Sunday 19 May 2019

Hamilton wary of enemy within as Bottas begins to flex his muscles


Lewis Hamilton. Photo: Reuters
Lewis Hamilton. Photo: Reuters

Oliver Brown

Lewis Hamilton has smoothed out many of his rougher edges as a five-time world champion, but he still retains a weakness as a conspiracy theorist.

Pressed on the prospect of a fearsome challenge this season from a team-mate, with fellow Mercedes driver Valtteri Bottas one point clear in the World Championship ahead of tomorrow's Spanish Grand Prix, he could not resist rekindling the fires of his infamous 2016 duel with Nico Rosberg, which he lost at the final race.

"Things happened that you guys just don't know about," Hamilton said, cryptically. What types of things? An enigmatic smile. Does he ever intend to divulge them? "Maybe one day, when I write a book, when I retire."

Where Hamilton's relationship with Rosberg was piquant to the point of explosive, his dynamic with the Finn has been more vanilla in flavour.

They do not share the same history as karting rivals and, crucially, Bottas has so far posed scant threat to the reigning champion, recording zero wins in 2018 to Hamilton's 11.
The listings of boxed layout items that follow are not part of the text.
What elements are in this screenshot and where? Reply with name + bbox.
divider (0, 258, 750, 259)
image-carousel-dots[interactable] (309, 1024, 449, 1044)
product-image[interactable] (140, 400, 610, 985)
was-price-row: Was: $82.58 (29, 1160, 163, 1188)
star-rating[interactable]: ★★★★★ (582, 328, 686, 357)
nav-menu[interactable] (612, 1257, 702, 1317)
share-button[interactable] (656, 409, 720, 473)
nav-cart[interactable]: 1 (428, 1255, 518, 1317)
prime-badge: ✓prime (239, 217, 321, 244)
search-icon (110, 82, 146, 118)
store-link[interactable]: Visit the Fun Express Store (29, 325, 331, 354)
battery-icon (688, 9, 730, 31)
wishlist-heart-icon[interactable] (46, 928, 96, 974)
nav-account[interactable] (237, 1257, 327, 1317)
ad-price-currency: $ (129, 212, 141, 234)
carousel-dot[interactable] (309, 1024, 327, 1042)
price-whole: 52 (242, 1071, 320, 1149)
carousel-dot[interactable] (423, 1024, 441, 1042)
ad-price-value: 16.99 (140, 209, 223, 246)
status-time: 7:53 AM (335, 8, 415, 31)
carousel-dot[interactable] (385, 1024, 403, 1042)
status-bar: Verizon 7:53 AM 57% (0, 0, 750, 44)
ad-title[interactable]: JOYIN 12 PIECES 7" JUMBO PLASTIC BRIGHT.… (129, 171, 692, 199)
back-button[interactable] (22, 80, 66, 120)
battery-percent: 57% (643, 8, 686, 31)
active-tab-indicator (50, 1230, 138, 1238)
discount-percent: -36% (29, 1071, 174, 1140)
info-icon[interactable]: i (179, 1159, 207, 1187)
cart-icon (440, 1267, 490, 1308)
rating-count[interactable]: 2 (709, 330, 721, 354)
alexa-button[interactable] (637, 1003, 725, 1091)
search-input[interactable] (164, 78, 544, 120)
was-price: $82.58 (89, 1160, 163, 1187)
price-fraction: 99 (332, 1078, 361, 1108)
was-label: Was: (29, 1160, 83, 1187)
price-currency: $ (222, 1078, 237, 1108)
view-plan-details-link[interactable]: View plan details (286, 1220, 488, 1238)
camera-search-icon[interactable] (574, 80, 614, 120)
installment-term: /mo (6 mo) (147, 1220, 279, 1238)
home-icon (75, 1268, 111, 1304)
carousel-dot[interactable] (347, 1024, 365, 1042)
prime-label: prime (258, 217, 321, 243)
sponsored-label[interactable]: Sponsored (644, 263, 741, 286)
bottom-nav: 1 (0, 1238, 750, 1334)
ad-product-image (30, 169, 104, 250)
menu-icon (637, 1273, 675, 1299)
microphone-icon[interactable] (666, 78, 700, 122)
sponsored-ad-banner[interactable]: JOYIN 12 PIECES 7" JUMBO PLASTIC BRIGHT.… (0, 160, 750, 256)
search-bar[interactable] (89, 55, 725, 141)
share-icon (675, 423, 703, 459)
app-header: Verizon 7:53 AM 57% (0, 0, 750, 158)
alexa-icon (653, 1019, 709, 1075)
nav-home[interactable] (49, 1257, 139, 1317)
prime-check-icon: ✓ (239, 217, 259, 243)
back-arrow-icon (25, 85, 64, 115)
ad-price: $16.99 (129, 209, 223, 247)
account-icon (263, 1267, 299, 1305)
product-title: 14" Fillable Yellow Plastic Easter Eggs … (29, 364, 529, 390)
This is how Mercedes like it: the team principal Toto Wolff has little desire to re-enact the role of a marriage counsellor, keeping team-mates from each other's throats. Bottas has performed well enough to keep his seat, but not too well to cause ructions. Although that serenity could soon be shattered.


For Bottas has attacked his past four races in the manner of a man desperate to outsmart his detractors. "To those it may concern, f*** you," he said over the in-car radio, after taking victory in Melbourne. A subsequent win in Baku, taking him clear of Hamilton in the standings, proved that his resurgent Australian display was no aberration.
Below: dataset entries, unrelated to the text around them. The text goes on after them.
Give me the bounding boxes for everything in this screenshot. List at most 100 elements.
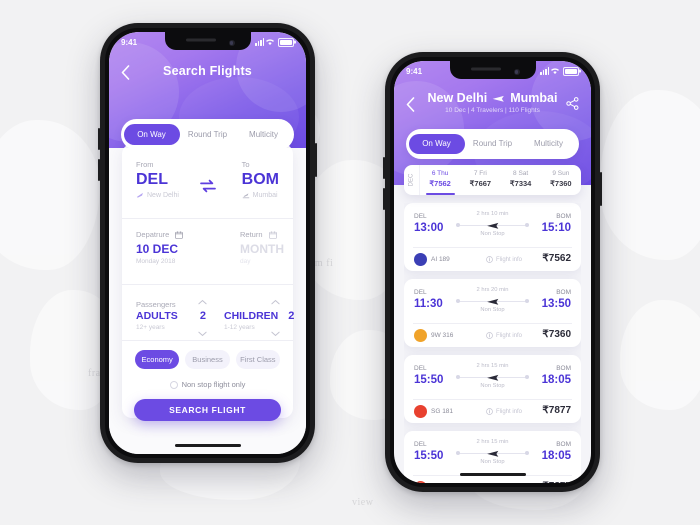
date-day: 6 Thu xyxy=(431,170,449,177)
destination-code: BOM xyxy=(556,365,571,372)
flight-duration: 2 hrs 20 min xyxy=(476,287,509,293)
phone-left: 9:41 Search Flights On Way Round Trip Mu… xyxy=(98,23,317,463)
chip-business[interactable]: Business xyxy=(185,350,230,369)
plane-icon xyxy=(492,95,505,102)
origin-code: DEL xyxy=(414,289,427,296)
takeoff-plane-icon xyxy=(136,192,143,198)
children-count: 2 xyxy=(288,310,295,322)
flight-info-link[interactable]: Flight info xyxy=(486,256,522,263)
calendar-icon xyxy=(175,230,184,239)
search-flight-button[interactable]: SEARCH FLIGHT xyxy=(134,399,281,421)
plane-icon xyxy=(486,222,498,229)
airline-code: AI 189 xyxy=(431,256,450,263)
wifi-icon xyxy=(551,68,559,75)
flight-stops: Non Stop xyxy=(480,307,505,313)
date-cell-3[interactable]: 9 Sun ₹7360 xyxy=(541,165,581,195)
info-circle-icon xyxy=(486,408,493,415)
flight-stops: Non Stop xyxy=(480,383,505,389)
flight-card[interactable]: DEL 15:50 BOM 18:05 2 hrs 15 min Non Sto… xyxy=(404,355,581,423)
children-label: CHILDREN xyxy=(224,310,279,322)
date-cell-1[interactable]: 7 Fri ₹7667 xyxy=(460,165,500,195)
flight-info-label: Flight info xyxy=(496,332,523,339)
date-cell-0[interactable]: 6 Thu ₹7562 xyxy=(420,165,460,195)
airline-logo-icon xyxy=(414,329,427,342)
status-time: 9:41 xyxy=(406,66,423,76)
return-placeholder: MONTH xyxy=(240,242,284,256)
nonstop-checkbox[interactable]: Non stop flight only xyxy=(122,380,293,389)
adults-label: ADULTS xyxy=(136,310,178,322)
date-price: ₹7334 xyxy=(509,179,532,188)
return-field[interactable]: Return MONTH day xyxy=(240,230,284,265)
departure-label: Depatrure xyxy=(136,230,170,239)
flight-info-link[interactable]: Flight info xyxy=(486,408,522,415)
tab-on-way[interactable]: On Way xyxy=(408,134,465,154)
to-field[interactable]: To BOM Mumbai xyxy=(242,160,279,199)
origin-code: DEL xyxy=(414,365,427,372)
depart-time: 11:30 xyxy=(414,298,443,310)
page-title: Search Flights xyxy=(163,64,252,78)
phone-right: 9:41 New Delhi Mumbai 10 Dec | 4 Travele… xyxy=(383,52,602,492)
tab-multicity[interactable]: Multicity xyxy=(236,124,292,145)
route-subtitle: 10 Dec | 4 Travelers | 110 Flights xyxy=(445,107,540,114)
flight-info-link[interactable]: Flight info xyxy=(486,332,522,339)
depart-time: 15:50 xyxy=(414,450,444,462)
adults-field[interactable]: ADULTS 2 xyxy=(136,310,206,322)
date-day: 8 Sat xyxy=(513,170,529,177)
signal-bars-icon xyxy=(255,38,265,46)
date-cell-2[interactable]: 8 Sat ₹7334 xyxy=(501,165,541,195)
from-field[interactable]: From DEL New Delhi xyxy=(136,160,179,199)
flight-card[interactable]: DEL 11:30 BOM 13:50 2 hrs 20 min Non Sto… xyxy=(404,279,581,347)
date-day: 9 Sun xyxy=(552,170,570,177)
wifi-icon xyxy=(266,39,274,46)
adults-stepper-up[interactable] xyxy=(198,292,207,310)
nonstop-label: Non stop flight only xyxy=(181,380,246,389)
arrive-time: 18:05 xyxy=(541,374,571,386)
from-city: New Delhi xyxy=(147,191,179,199)
adults-sub: 12+ years xyxy=(136,324,165,331)
depart-time: 15:50 xyxy=(414,374,444,386)
origin-city: New Delhi xyxy=(427,91,488,105)
swap-arrows-icon[interactable] xyxy=(199,179,217,198)
chip-first-class[interactable]: First Class xyxy=(235,350,280,369)
tab-round-trip[interactable]: Round Trip xyxy=(465,134,521,154)
origin-code: DEL xyxy=(414,441,427,448)
cabin-class-chips[interactable]: Economy Business First Class xyxy=(135,350,280,369)
departure-value: 10 DEC xyxy=(136,242,179,256)
destination-code: BOM xyxy=(556,441,571,448)
children-stepper-up[interactable] xyxy=(271,292,280,310)
date-price: ₹7562 xyxy=(429,179,451,188)
departure-field[interactable]: Depatrure 10 DEC Monday 2018 xyxy=(136,230,184,265)
plane-icon xyxy=(486,374,498,381)
return-label: Return xyxy=(240,230,263,239)
children-sub: 1-12 years xyxy=(224,324,255,331)
battery-icon xyxy=(278,37,294,47)
info-circle-icon xyxy=(486,256,493,263)
flight-card[interactable]: DEL 13:00 BOM 15:10 2 hrs 10 min Non Sto… xyxy=(404,203,581,271)
children-field[interactable]: CHILDREN 2 xyxy=(224,310,294,322)
chip-economy[interactable]: Economy xyxy=(135,350,180,369)
from-code: DEL xyxy=(136,171,168,188)
plane-icon xyxy=(486,298,498,305)
landing-plane-icon xyxy=(242,193,249,199)
airline-logo-icon xyxy=(414,405,427,418)
info-circle-icon xyxy=(486,332,493,339)
flight-duration: 2 hrs 15 min xyxy=(476,363,509,369)
to-city: Mumbai xyxy=(252,191,278,199)
calendar-icon xyxy=(268,230,277,239)
flight-price: ₹7877 xyxy=(542,405,571,416)
flight-duration: 2 hrs 10 min xyxy=(476,211,509,217)
radio-circle-icon[interactable] xyxy=(169,380,178,389)
airline-logo-icon xyxy=(414,481,427,483)
return-sub: day xyxy=(240,258,251,265)
from-label: From xyxy=(136,160,154,169)
phone1-trip-type-tabs[interactable]: On Way Round Trip Multicity xyxy=(121,119,294,148)
arrive-time: 18:05 xyxy=(541,450,571,462)
flight-price: ₹7360 xyxy=(542,329,571,340)
tab-on-way[interactable]: On Way xyxy=(123,124,180,145)
phone2-trip-type-tabs[interactable]: On Way Round Trip Multicity xyxy=(406,129,579,159)
battery-icon xyxy=(563,66,579,76)
tab-round-trip[interactable]: Round Trip xyxy=(180,124,236,145)
date-price-strip[interactable]: DEC 6 Thu ₹7562 7 Fri ₹7667 8 Sat ₹7334 … xyxy=(404,165,581,195)
tab-multicity[interactable]: Multicity xyxy=(521,134,577,154)
flight-results-list[interactable]: DEL 13:00 BOM 15:10 2 hrs 10 min Non Sto… xyxy=(404,203,581,483)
It is highly debatable whether Bottas can live with Hamilton's brilliance over the course of a nine-month campaign.

If he is worried by Bottas's sudden turn of pace - his team-mate was fastest again in second practice yesterday - then he is yet to show it.
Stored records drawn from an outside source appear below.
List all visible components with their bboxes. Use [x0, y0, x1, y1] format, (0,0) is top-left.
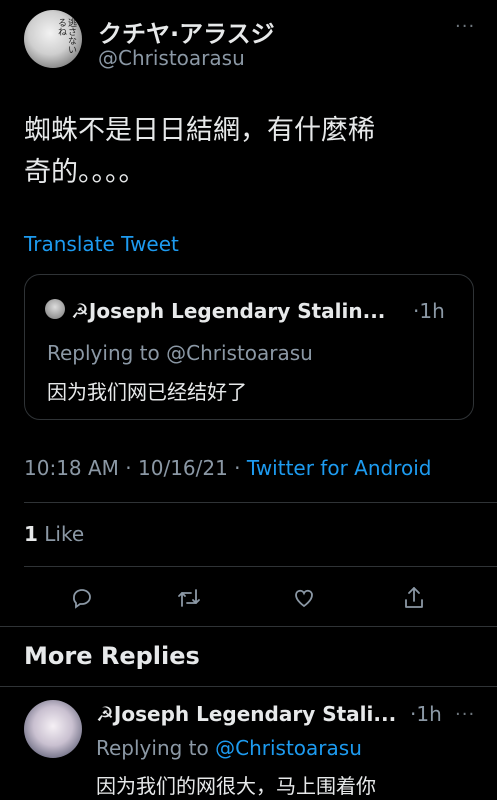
reply-text: 因为我们的网很大，马上围着你: [96, 774, 376, 798]
quote-time: ·1h: [413, 299, 445, 323]
reply-replying-to: Replying to @Christoarasu: [96, 736, 362, 760]
retweet-icon[interactable]: [176, 586, 202, 610]
divider: [0, 686, 497, 687]
likes-stat[interactable]: 1 Like: [24, 522, 84, 546]
tweet-text-line-2: 奇的。。。。: [24, 157, 146, 188]
tweet-text: 蜘蛛不是日日結網，有什麼稀 奇的。。。。: [24, 110, 484, 194]
reply-mentioned-handle[interactable]: @Christoarasu: [215, 736, 362, 760]
reply-more-options-icon[interactable]: ···: [455, 704, 475, 725]
likes-count: 1: [24, 522, 38, 546]
likes-label: Like: [44, 522, 85, 546]
tweet-text-line-1: 蜘蛛不是日日結網，有什麼稀: [24, 115, 375, 146]
quoted-reply-card[interactable]: ☭Joseph Legendary Stalin... ·1h Replying…: [24, 274, 474, 420]
divider: [0, 626, 497, 627]
quote-replying-to: Replying to @Christoarasu: [47, 341, 313, 365]
share-icon[interactable]: [402, 585, 426, 611]
divider: [24, 566, 497, 567]
reply-author-name[interactable]: ☭Joseph Legendary Stali...: [96, 702, 396, 726]
tweet-timestamp: 10:18 AM · 10/16/21 ·: [24, 456, 247, 480]
divider: [24, 502, 497, 503]
author-avatar[interactable]: 逃さないるね: [24, 10, 82, 68]
translate-tweet-link[interactable]: Translate Tweet: [24, 232, 179, 256]
more-replies-heading: More Replies: [24, 642, 200, 670]
tweet-metadata: 10:18 AM · 10/16/21 · Twitter for Androi…: [24, 456, 431, 480]
quote-author-name: ☭Joseph Legendary Stalin...: [71, 299, 386, 323]
author-name[interactable]: クチヤ·アラスジ: [98, 14, 275, 49]
reply-replying-prefix: Replying to: [96, 736, 216, 760]
heart-icon[interactable]: [292, 586, 316, 610]
reply-time: ·1h: [410, 702, 442, 726]
author-handle[interactable]: @Christoarasu: [98, 46, 245, 70]
reply-author-avatar[interactable]: [24, 700, 82, 758]
quote-author-avatar: [45, 299, 65, 319]
quote-text: 因为我们网已经结好了: [47, 380, 247, 404]
more-options-icon[interactable]: ···: [455, 16, 475, 37]
tweet-source-link[interactable]: Twitter for Android: [247, 456, 432, 480]
reply-icon[interactable]: [70, 586, 94, 610]
avatar-stamp-text: 逃さないるね: [56, 18, 76, 54]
Had he noticed any difference in Bottas as an adversary in 2019?

"Not much," Hamilton shrugged. "Apart from the beard. He seems a bit more focused, perhaps."

That much is self-evident: Bottas spent his winter in a mood of deep introspection, releasing his frustrations through vodka sessions and an appearance in the Arctic Lapland Rally.

For now, the impression of bonhomie is intact. But should Bottas take another win in Barcelona this weekend, Hamilton might not be so inclined to continue the happy-families act.